VCU Health Adult Outpatient Pavilion
VCU Health Adult Outpatient Pavilion
Enabling an Interdisciplinary Outpatient Care Approach by Design
The Adult Outpatient Pavilion at VCU Health embodies the Richmond community’s vision for the future of healthcare – for itself and for greater Virginia. As one of the tallest buildings in the campus area and a gateway building for the VCU Health campus, the 1,040,000-total-square-foot AOP is highly visible within the Richmond skyline.
With 615,000-square-feet of clinical space and an integrated, 425,000-square-foot parking structure veiled with gold, architectural mesh, previously separated clinical programs are now consolidated within one center of excellence under a new, interdisciplinary model of care within a unified design that elevates the patient access, experience, and parking experience. Intentionally designed, collaborative spaces enhance the academic medical campus’ research capabilities, teaching missions, and the quality of care for the Richmond community.
When designing a healthcare facility within a dense, urban, academic medical center campus, patient flows outside the facility are as important as they are within. At the Virginia Commonwealth University Adult Outpatient Center, two distinct programs — Massey Cancer and adult outpatient multispecialty clinics — were to exist within the same tower with separation of patient and care delivery flows. The design-build team of HDR and Hourigan Construction accepted this challenge and successfully established two unique environments within a greater whole to serve Richmond.
A Convenient and Intuitive Patient Experience
Streamlining the experience for patients and clinicians was a top priority for the design team to create optimized clinical workflows and easy navigation for patients throughout the 19-story facility. Each floor was planned and designed to meet the unique specialty needs at each location. With two separate programs co-located within the same facility, access to these specialty floors was designed to create different access points for different patient populations.
Clinicians are now all in a physically aligned space with a more integrated care flow model.

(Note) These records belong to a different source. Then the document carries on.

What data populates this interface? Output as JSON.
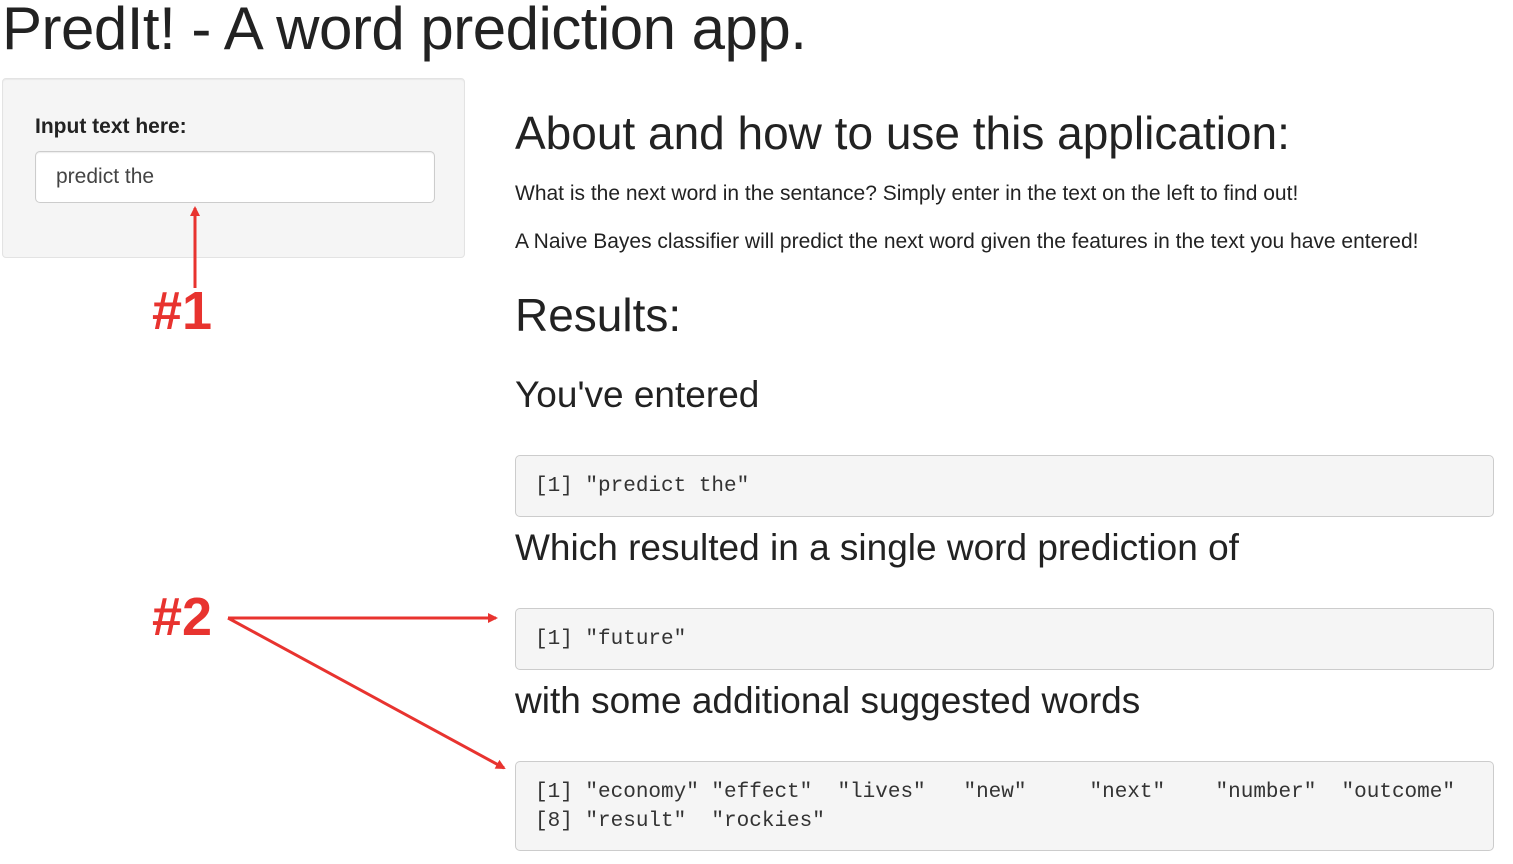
{
  "app": {
    "title": "PredIt! - A word prediction app."
  },
  "sidebar": {
    "input_label": "Input text here:",
    "input_value": "predict the"
  },
  "about": {
    "heading": "About and how to use this application:",
    "paragraph_1": "What is the next word in the sentance? Simply enter in the text on the left to find out!",
    "paragraph_2": "A Naive Bayes classifier will predict the next word given the features in the text you have entered!"
  },
  "results": {
    "heading": "Results:",
    "entered_heading": "You've entered",
    "entered_output": "[1] \"predict the\"",
    "single_heading": "Which resulted in a single word prediction of",
    "single_output": "[1] \"future\"",
    "additional_heading": "with some additional suggested words",
    "additional_output": "[1] \"economy\" \"effect\"  \"lives\"   \"new\"     \"next\"    \"number\"  \"outcome\"\n[8] \"result\"  \"rockies\""
  },
  "annotations": {
    "label_1": "#1",
    "label_2": "#2",
    "color": "#e8332f"
  }
}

Every floor offers dedicated spaces for patients and clinicians to meet with one another, to bring their friends or families for consultations, or to have multidisciplinary clinical consultations.

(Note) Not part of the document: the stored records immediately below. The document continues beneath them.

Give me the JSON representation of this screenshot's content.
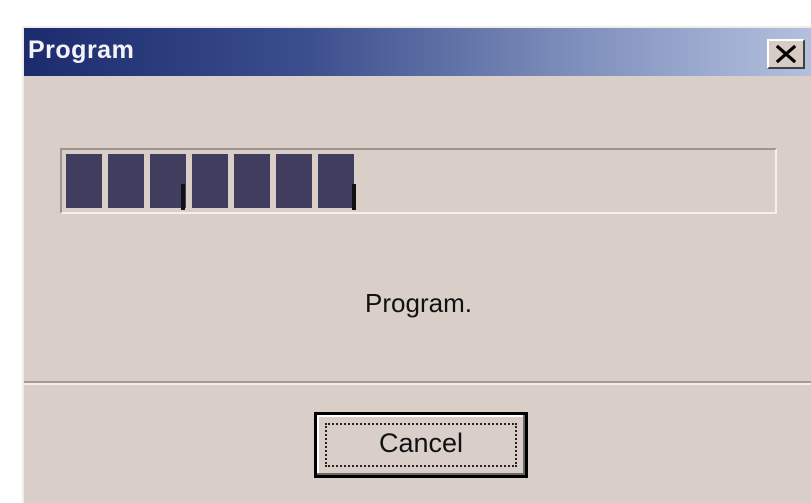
{
  "dialog": {
    "title": "Program",
    "close_icon": "close-icon",
    "progress": {
      "filled_segments": 7,
      "fraction": 0.41
    },
    "status_text": "Program.",
    "cancel_label": "Cancel"
  },
  "colors": {
    "title_gradient_start": "#1c2b6e",
    "title_gradient_end": "#b3c1df",
    "dialog_background": "#d9cfc8",
    "progress_segment": "#403d5f"
  }
}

The National Cancer Institute-designated Massey Cancer Center occupies a large footprint in the new building with multispecialty outpatient services brought together in a way that centrally locates access to cancer care for patients. The cancer center also has its own private pharmacy located at the ground level so that patients can fill prescription needs before they leave the facility.

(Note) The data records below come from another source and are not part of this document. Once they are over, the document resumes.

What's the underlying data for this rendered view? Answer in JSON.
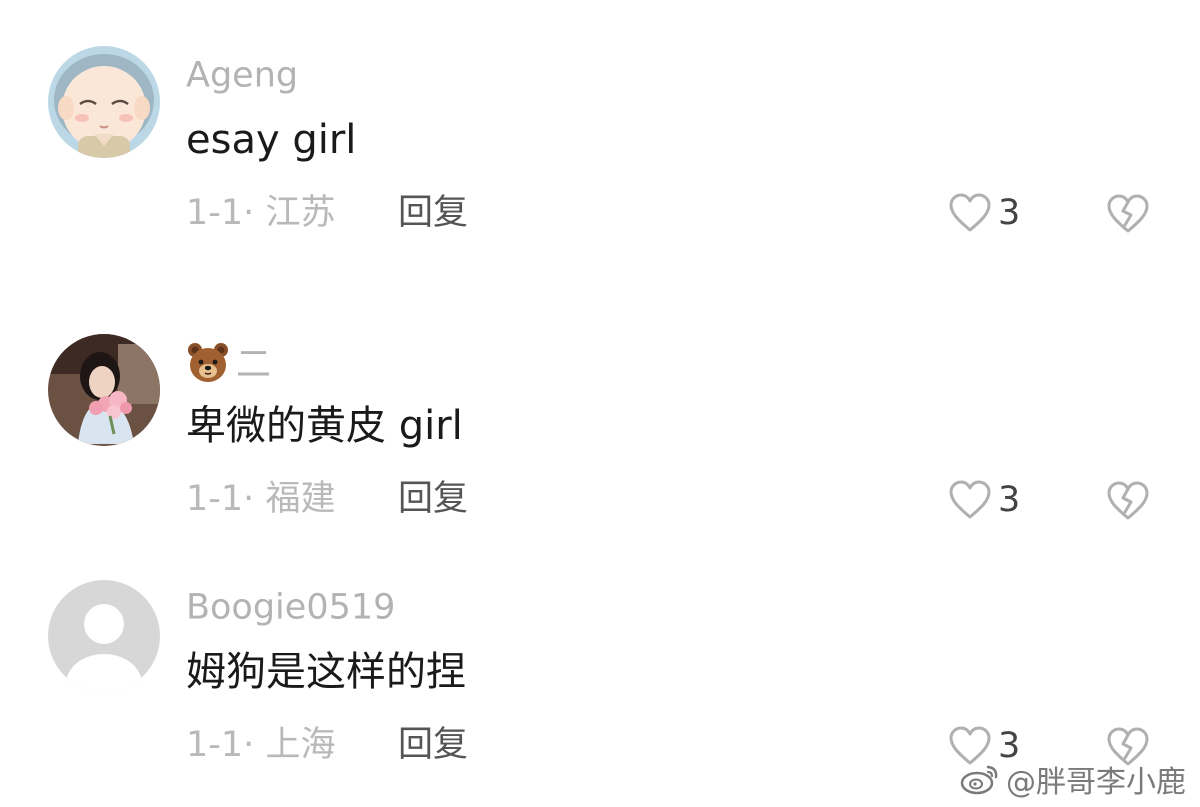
{
  "comments": [
    {
      "username": "Ageng",
      "name_emoji": "",
      "text": "esay girl",
      "date": "1-1",
      "location": "江苏",
      "reply_label": "回复",
      "likes": "3",
      "avatar": "monk-cartoon-avatar"
    },
    {
      "username": "二",
      "name_emoji": "bear-face-emoji",
      "text": "卑微的黄皮 girl",
      "date": "1-1",
      "location": "福建",
      "reply_label": "回复",
      "likes": "3",
      "avatar": "woman-with-flowers-photo"
    },
    {
      "username": "Boogie0519",
      "name_emoji": "",
      "text": "姆狗是这样的捏",
      "date": "1-1",
      "location": "上海",
      "reply_label": "回复",
      "likes": "3",
      "avatar": "default-user-avatar"
    }
  ],
  "meta_separator": "·",
  "watermark": {
    "text": "@胖哥李小鹿",
    "icon": "weibo-logo"
  },
  "colors": {
    "background": "#ffffff",
    "username": "#b3b3b3",
    "meta": "#b9b9b9",
    "reply": "#555555",
    "icon_stroke": "#b0b0b0"
  }
}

The Massey Cancer program also sets its focus on uplifting the oncology experience through design … literally. VCU Health challenged the design team to have all floors of Massy Cancer with access to natural light and views. With brand new technology — an MRI Linear Accelerator — on its way, the design-build team had to accomplish something out of the ordinary. The new facility incorporates the cancer program’s integrated health services, including patient resources, meditation, cosmetic consultations and patient consulting and access to classes such as Chemo 101, nutritional webinars and free yoga videos.
Designing A Patient-Centered Healing Environment With Local Context
Materials, colors and art throughout the facility were selected to surround patients in a healing, calm space reflective of the character and charm of Virginia. Waiting rooms are filled with natural light from floor-to-ceiling windows. Original artwork and photography of natural scenes throughout Virginia span the walls. Ceilings at imaging and diagnostics feature starry skies, sunlight cherry blossom trees and fluffy white clouds. While views in every direction enhance the healing and therapeutic environment.
This design journey began with a patient-centered care experience at the forefront — and that meant listening to patients’ experiences regarding both the past and what’s expected in the future. It meant listening to clinicians and staff to better understand their vision for how the facility could enable them to deliver the level of care they strive toward while transforming Richmond residents’ experience of the academic medical campus.